The country has incurred running fiscal deficits since the start of NDP 11 in 2017-2018, which have cumulatively totalled P16.1 billion, excluding the shortfall forecast for the current fiscal year.

The deficits have been funded through drawdowns on reserves and domestic debt, under government’s P15 billion note issuance programme. In a brief release issued on Wednesday at the conclusion of a two-week review headed by IMF Botswana mission chief, Papa N’Diaye, the international funding group said while consolidation was important, Botswana should also take care of how it is achieved.

“The consolidation needs to be carefully calibrated to minimise the impact on growth, competitiveness, and the most vulnerable,” the IMF stated. According to government’s own forecasts, as published in last month’s Budget Strategy Paper, fiscal consolidation is expected in 2022-2023 via a P489.4 million surplus. Fiscal year 2021-2022 should incur another P4.4 billion deficit, bringing total deficits under NDP 11 to P27 billion. The IMF’s advice that fiscal authorities implement “expenditure and revenue measures beyond those currently being considered” will sound ominous in the wake of finance ministry hints that a period of belt-tightening is looming. The ministry has said the development budget would remain depressed for the rest of NDP 11 being capped at P12 billion and below as part of correcting the “unsustainable fiscal trajectory”. Government has also committed to a moratorium on new parastatals, refraining from building new offices, privatising parastatals, rationalising the civil service and freezing recruitment from 2020-2021. Recently, the ministry’s deputy

secretary for macroeconomic policy, Kelapile Ndobano said going forward, there would be no choice but to take more unpopular steps, in order to restore fiscal stability.

“We need to see more efficient government spending focusing on urgent needs, as well as higher revenue collection,” he told last month’s budget pitso.

“We also need to see other options of raising revenues including raising taxes, which are the lowest in the region.

“We are not saying we are looking at raising them now, but it’s an option that we may look at when it comes to that.

“Also the fees and levies for public services will have to be looked at, especially for greater cost recovery in services such as health and education.

“We need to be discussing these things to see how far we can go in terms of cost recovery.”

While the IMF did not state what ‘measures’ were required for fiscal consolidation, the team urged government to consider broadening the tax base, enhancing public finance management, reforming parastatals and revamping the debt management framework.

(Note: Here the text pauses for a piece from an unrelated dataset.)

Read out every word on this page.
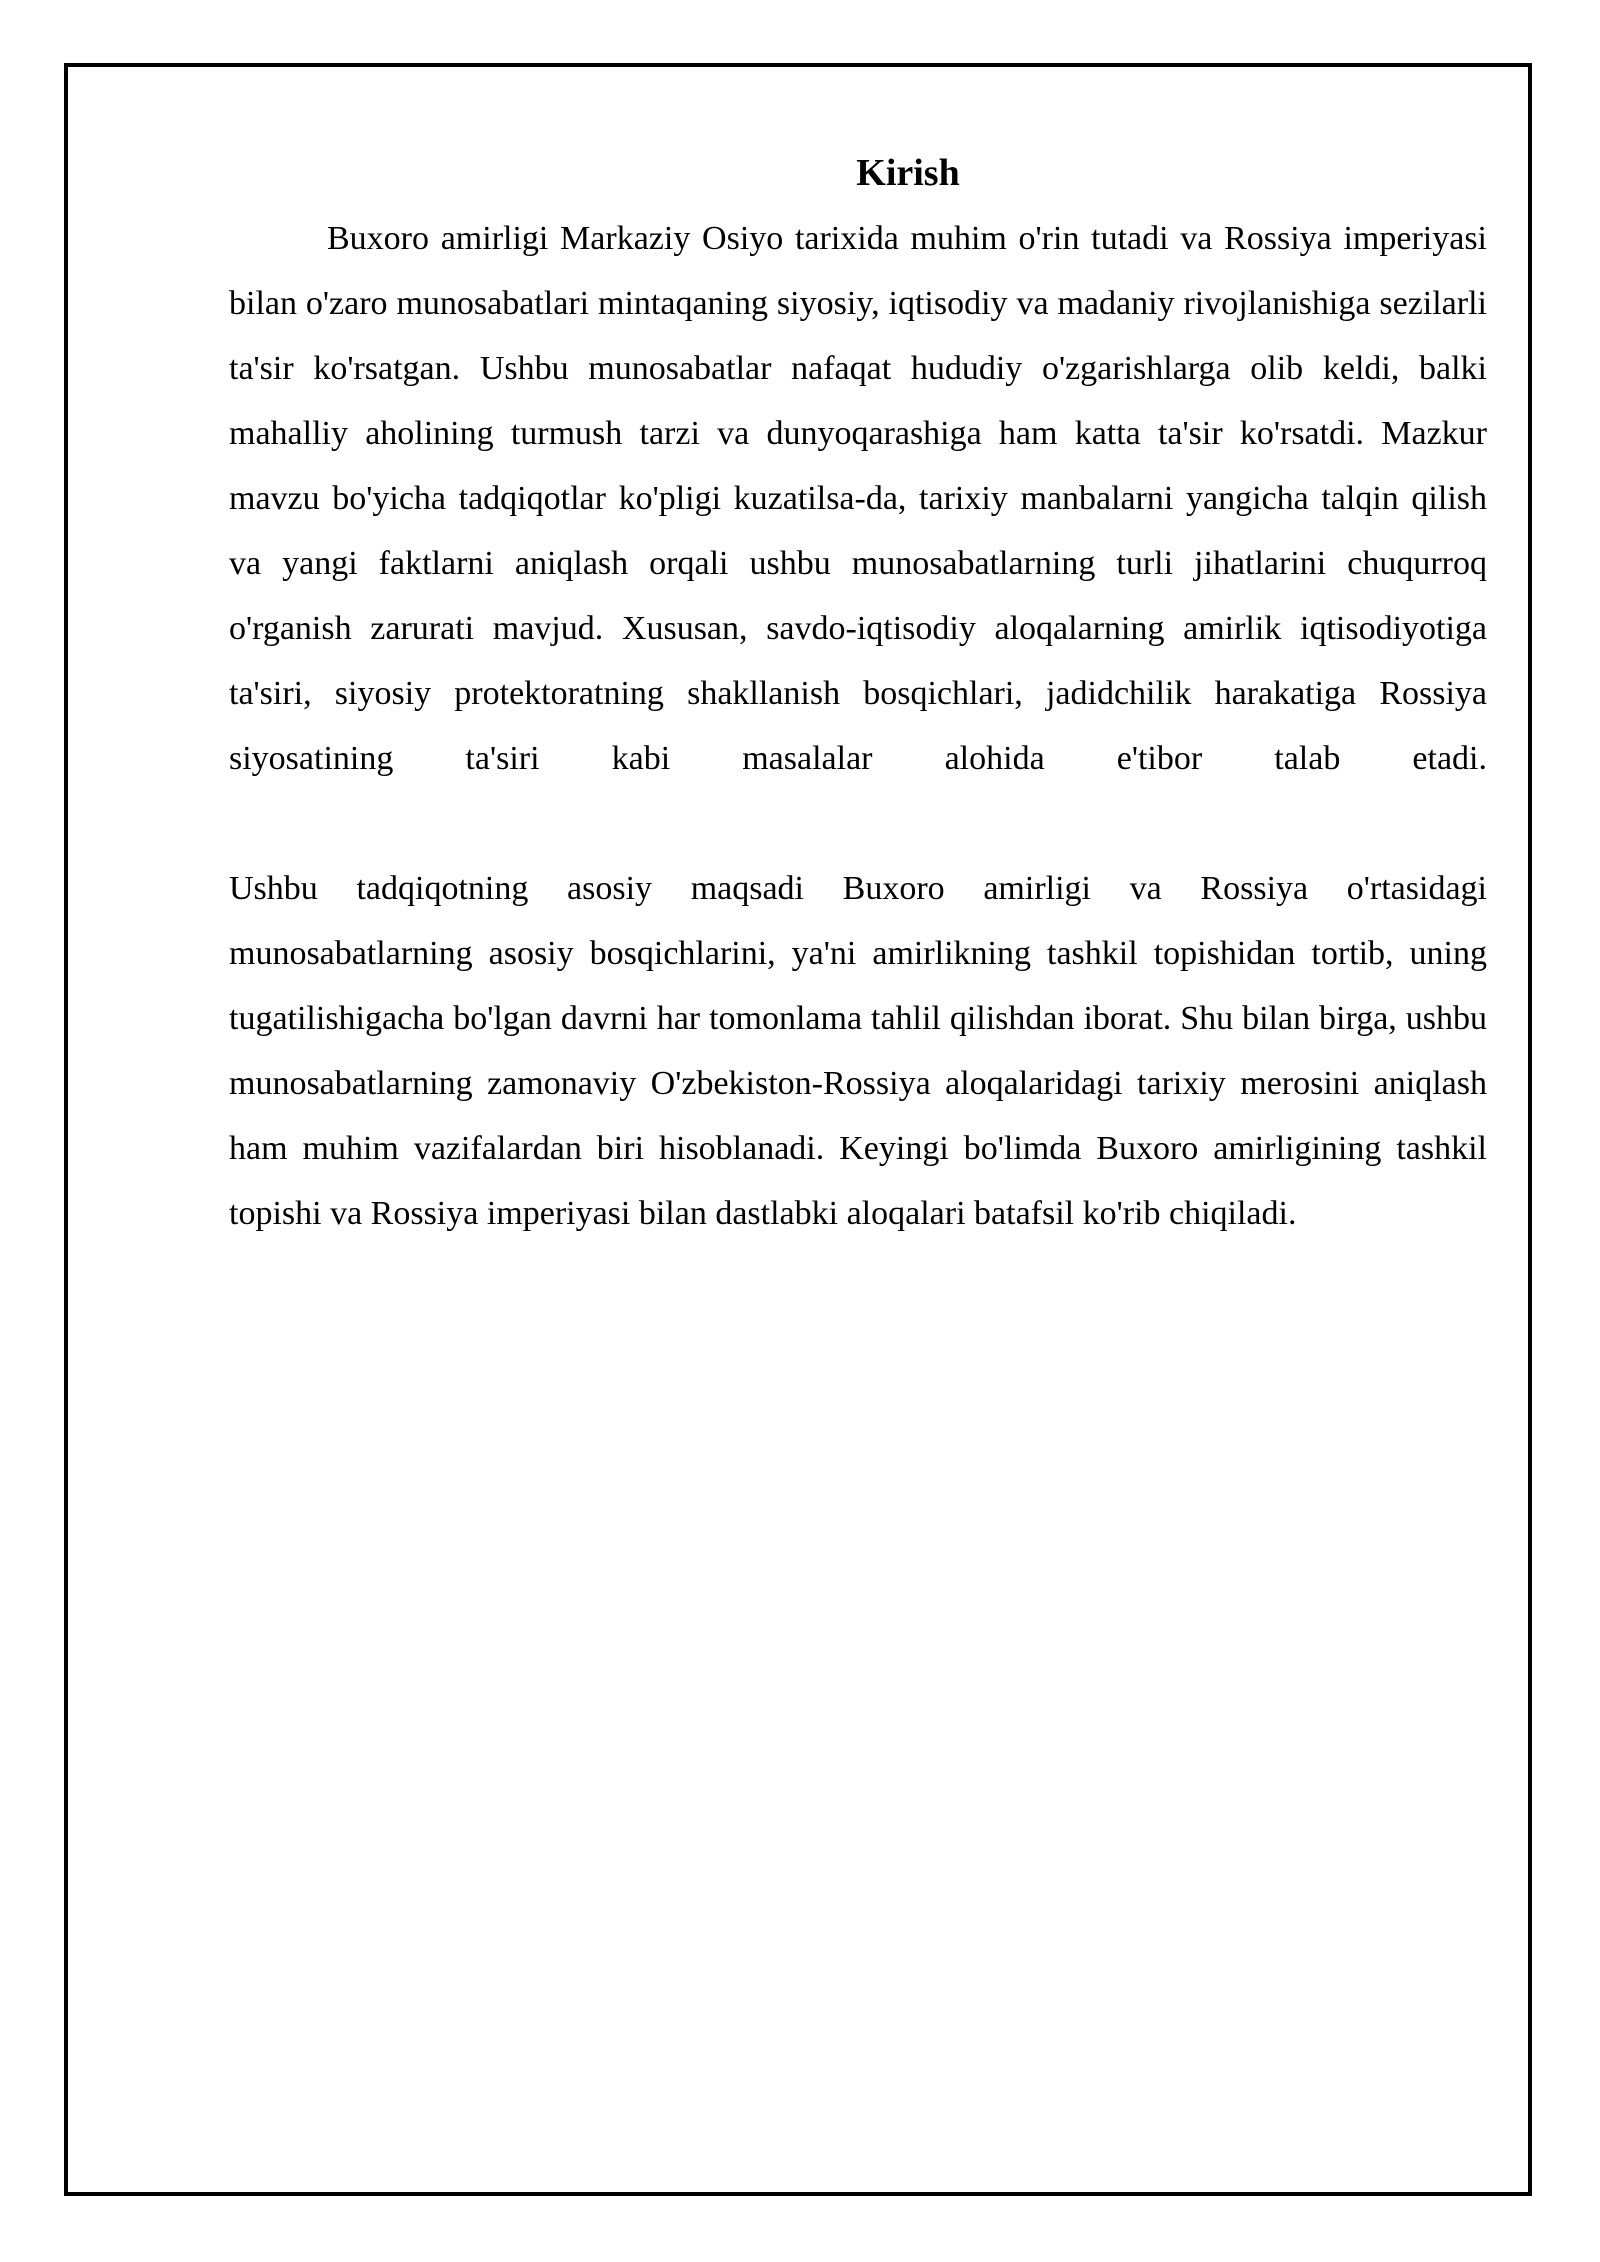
Kirish

Buxoro amirligi Markaziy Osiyo tarixida muhim o'rin tutadi va Rossiya imperiyasi bilan o'zaro munosabatlari mintaqaning siyosiy, iqtisodiy va madaniy rivojlanishiga sezilarli ta'sir ko'rsatgan. Ushbu munosabatlar nafaqat hududiy o'zgarishlarga olib keldi, balki mahalliy aholining turmush tarzi va dunyoqarashiga ham katta ta'sir ko'rsatdi. Mazkur mavzu bo'yicha tadqiqotlar ko'pligi kuzatilsa-da, tarixiy manbalarni yangicha talqin qilish va yangi faktlarni aniqlash orqali ushbu munosabatlarning turli jihatlarini chuqurroq o'rganish zarurati mavjud. Xususan, savdo-iqtisodiy aloqalarning amirlik iqtisodiyotiga ta'siri, siyosiy protektoratning shakllanish bosqichlari, jadidchilik harakatiga Rossiya siyosatining ta'siri kabi masalalar alohida e'tibor talab etadi.

Ushbu tadqiqotning asosiy maqsadi Buxoro amirligi va Rossiya o'rtasidagi munosabatlarning asosiy bosqichlarini, ya'ni amirlikning tashkil topishidan tortib, uning tugatilishigacha bo'lgan davrni har tomonlama tahlil qilishdan iborat. Shu bilan birga, ushbu munosabatlarning zamonaviy O'zbekiston-Rossiya aloqalaridagi tarixiy merosini aniqlash ham muhim vazifalardan biri hisoblanadi. Keyingi bo'limda Buxoro amirligining tashkil topishi va Rossiya imperiyasi bilan dastlabki aloqalari batafsil ko'rib chiqiladi.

Running deficits are associated with weaker reserves, rising public debt and adverse macro-economic events and trends. In fact, the IMF team recommended that Botswana adjust its fiscal rules to prevent “further erosions in buffers and achieve Botswana’s intergenerational equity objectives”. The recommendation speaks directly to government drawing down on reserves, particularly the Pula Fund, to finance deficits.

Noting that low mineral revenues and “higher-than-expected public service wage increase” had contributed to the wider deficit expected this fiscal year, the IMF said the focus should still be on fiscal consolidation.

“Fiscal consolidation will gradually reduce the deficit and would contribute to a gradual rebuilding of buffers over the medium term,” the IMF stated.

“In advancing consolidation, the composition of the adjustment needs to be carefully calibrated to minimise the impact on competitiveness, growth, and the most vulnerable.”